# Encore les accents

## Just Modeste

Salut,

Desole, mais j'ai egalement un probleme avec les accents.

je possede un clavier americain (Happy hacking keyboard Lite 2). je charge la bonne map mais le probleme viens du fait que la table des caracteres n'affiche pas correctement les caracteres accentues en mode texte, alors que ceux-ci s'affiche correctement en mode graphique.

Comment dois-je configurer mon systeme pour pouvoir afficher correctement les caracteres accentues ?

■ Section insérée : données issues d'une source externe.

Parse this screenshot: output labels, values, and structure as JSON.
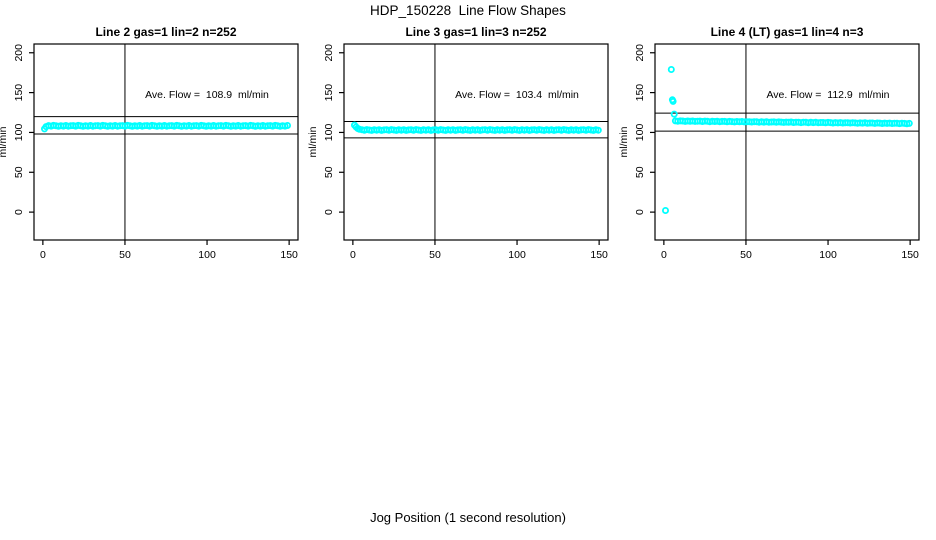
{
  "main_title": "HDP_150228  Line Flow Shapes",
  "x_axis_label": "Jog Position (1 second resolution)",
  "colors": {
    "points": "#00FFFF",
    "axis": "#000000",
    "ref_line": "#000000",
    "text": "#000000",
    "background": "#FFFFFF"
  },
  "chart_data": [
    {
      "type": "scatter",
      "title": "Line 2 gas=1 lin=2 n=252",
      "annotation": "Ave. Flow =  108.9  ml/min",
      "ave_flow": 108.9,
      "ylabel": "ml/min",
      "x_ticks": [
        0,
        50,
        100,
        150
      ],
      "y_ticks": [
        0,
        50,
        100,
        150,
        200
      ],
      "xlim": [
        -5.4,
        155.4
      ],
      "ylim": [
        -35,
        211
      ],
      "ref_lines": {
        "horizontal": [
          119.8,
          98.0
        ],
        "vertical": [
          50
        ]
      },
      "points": [
        [
          1,
          104.5
        ],
        [
          2,
          107.3
        ]
      ],
      "band": {
        "x0": 3.5,
        "dx": 1.5,
        "values": [
          108.6,
          107.9,
          108.8,
          108.3,
          107.7,
          108.5,
          108.0,
          108.7,
          107.8,
          108.4,
          108.6,
          107.9,
          108.8,
          108.3,
          107.7,
          108.5,
          108.0,
          108.7,
          107.8,
          108.4,
          108.6,
          107.9,
          108.8,
          108.3,
          107.7,
          108.5,
          108.0,
          108.7,
          107.8,
          108.4,
          108.6,
          107.9,
          108.8,
          108.3,
          107.7,
          108.5,
          108.0,
          108.7,
          107.8,
          108.4,
          108.6,
          107.9,
          108.8,
          108.3,
          107.7,
          108.5,
          108.0,
          108.7,
          107.8,
          108.4,
          108.6,
          107.9,
          108.8,
          108.3,
          107.7,
          108.5,
          108.0,
          108.7,
          107.8,
          108.4,
          108.6,
          107.9,
          108.8,
          108.3,
          107.7,
          108.5,
          108.0,
          108.7,
          107.8,
          108.4,
          108.6,
          107.9,
          108.8,
          108.3,
          107.7,
          108.5,
          108.0,
          108.7,
          107.8,
          108.4,
          108.6,
          107.9,
          108.8,
          108.3,
          107.7,
          108.5,
          108.0,
          108.7,
          107.8,
          108.4,
          108.6,
          107.9,
          108.8,
          108.3,
          107.7,
          108.5,
          108.0,
          108.7
        ]
      }
    },
    {
      "type": "scatter",
      "title": "Line 3 gas=1 lin=3 n=252",
      "annotation": "Ave. Flow =  103.4  ml/min",
      "ave_flow": 103.4,
      "ylabel": "ml/min",
      "x_ticks": [
        0,
        50,
        100,
        150
      ],
      "y_ticks": [
        0,
        50,
        100,
        150,
        200
      ],
      "xlim": [
        -5.4,
        155.4
      ],
      "ylim": [
        -35,
        211
      ],
      "ref_lines": {
        "horizontal": [
          113.7,
          93.1
        ],
        "vertical": [
          50
        ]
      },
      "points": [
        [
          1,
          109.2
        ],
        [
          2,
          106.8
        ],
        [
          3,
          104.9
        ],
        [
          4,
          103.9
        ]
      ],
      "band": {
        "x0": 5.5,
        "dx": 1.5,
        "values": [
          103.4,
          102.7,
          103.6,
          103.1,
          102.5,
          103.3,
          102.8,
          103.5,
          102.6,
          103.2,
          103.4,
          102.7,
          103.6,
          103.1,
          102.5,
          103.3,
          102.8,
          103.5,
          102.6,
          103.2,
          103.4,
          102.7,
          103.6,
          103.1,
          102.5,
          103.3,
          102.8,
          103.5,
          102.6,
          103.2,
          103.4,
          102.7,
          103.6,
          103.1,
          102.5,
          103.3,
          102.8,
          103.5,
          102.6,
          103.2,
          103.4,
          102.7,
          103.6,
          103.1,
          102.5,
          103.3,
          102.8,
          103.5,
          102.6,
          103.2,
          103.4,
          102.7,
          103.6,
          103.1,
          102.5,
          103.3,
          102.8,
          103.5,
          102.6,
          103.2,
          103.4,
          102.7,
          103.6,
          103.1,
          102.5,
          103.3,
          102.8,
          103.5,
          102.6,
          103.2,
          103.4,
          102.7,
          103.6,
          103.1,
          102.5,
          103.3,
          102.8,
          103.5,
          102.6,
          103.2,
          103.4,
          102.7,
          103.6,
          103.1,
          102.5,
          103.3,
          102.8,
          103.5,
          102.6,
          103.2,
          103.4,
          102.7,
          103.6,
          103.1,
          102.5,
          103.3,
          102.8
        ]
      }
    },
    {
      "type": "scatter",
      "title": "Line 4 (LT) gas=1 lin=4 n=3",
      "annotation": "Ave. Flow =  112.9  ml/min",
      "ave_flow": 112.9,
      "ylabel": "ml/min",
      "x_ticks": [
        0,
        50,
        100,
        150
      ],
      "y_ticks": [
        0,
        50,
        100,
        150,
        200
      ],
      "xlim": [
        -5.4,
        155.4
      ],
      "ylim": [
        -35,
        211
      ],
      "ref_lines": {
        "horizontal": [
          124.2,
          101.6
        ],
        "vertical": [
          50
        ]
      },
      "points": [
        [
          1,
          2
        ],
        [
          4.5,
          179
        ],
        [
          5.2,
          141
        ],
        [
          5.6,
          139
        ],
        [
          6.3,
          123
        ]
      ],
      "band": {
        "x0": 7,
        "dx": 1.5,
        "values": [
          114.5,
          114.1,
          114.5,
          114.3,
          113.9,
          114.3,
          114.0,
          114.4,
          113.8,
          114.1,
          114.2,
          113.7,
          114.2,
          114.0,
          113.5,
          114.0,
          113.7,
          114.0,
          113.5,
          113.8,
          113.8,
          113.4,
          113.9,
          113.6,
          113.2,
          113.7,
          113.3,
          113.7,
          113.2,
          113.4,
          113.5,
          113.1,
          113.5,
          113.3,
          112.9,
          113.3,
          113.0,
          113.4,
          112.9,
          113.1,
          113.2,
          112.8,
          113.2,
          113.0,
          112.6,
          113.0,
          112.7,
          113.1,
          112.5,
          112.8,
          112.9,
          112.4,
          112.9,
          112.7,
          112.2,
          112.7,
          112.3,
          112.7,
          112.2,
          112.5,
          112.5,
          112.1,
          112.6,
          112.3,
          111.9,
          112.4,
          112.0,
          112.4,
          111.9,
          112.1,
          112.2,
          111.8,
          112.2,
          112.0,
          111.6,
          112.0,
          111.7,
          112.1,
          111.5,
          111.8,
          111.9,
          111.4,
          111.9,
          111.7,
          111.2,
          111.7,
          111.4,
          111.7,
          111.2,
          111.5,
          111.5,
          111.1,
          111.6,
          111.3,
          110.9,
          111.4
        ]
      }
    }
  ]
}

Merci pour votre reponse. 

Just Modeste.

----------

## Mat_le_ouf

Cf. https://forums.gentoo.org/viewtopic.php?t=24310

A mon avis pour toi ce sera ça :

 *Quote:*   

> j' ai eu le meme problement pendant un bout de temps, et chez moi g juste modifié mon fichier ~/.bash_profile et mit dedans:
> 
> export LANG=fr_FR@euro
> 
> export LC_ALL=fr_FR@euro

 

Voilà, voilà...

----------

## Just Modeste

 *Quote:*   

> j' ai eu le meme problement pendant un bout de temps, et chez moi g juste modifié mon fichier ~/.bash_profile et mit dedans:
> 
> export LANG=fr_FR@euro
> 
> export LC_ALL=fr_FR@euro
> ...

 

Malheureseument, mon probleme de viens pas de la...

----------

## sergio

Va voir dans ton fichier /etc/rc.conf c'est là que tu peux définir la police de caractère console et la page de code employée sur cette derniere...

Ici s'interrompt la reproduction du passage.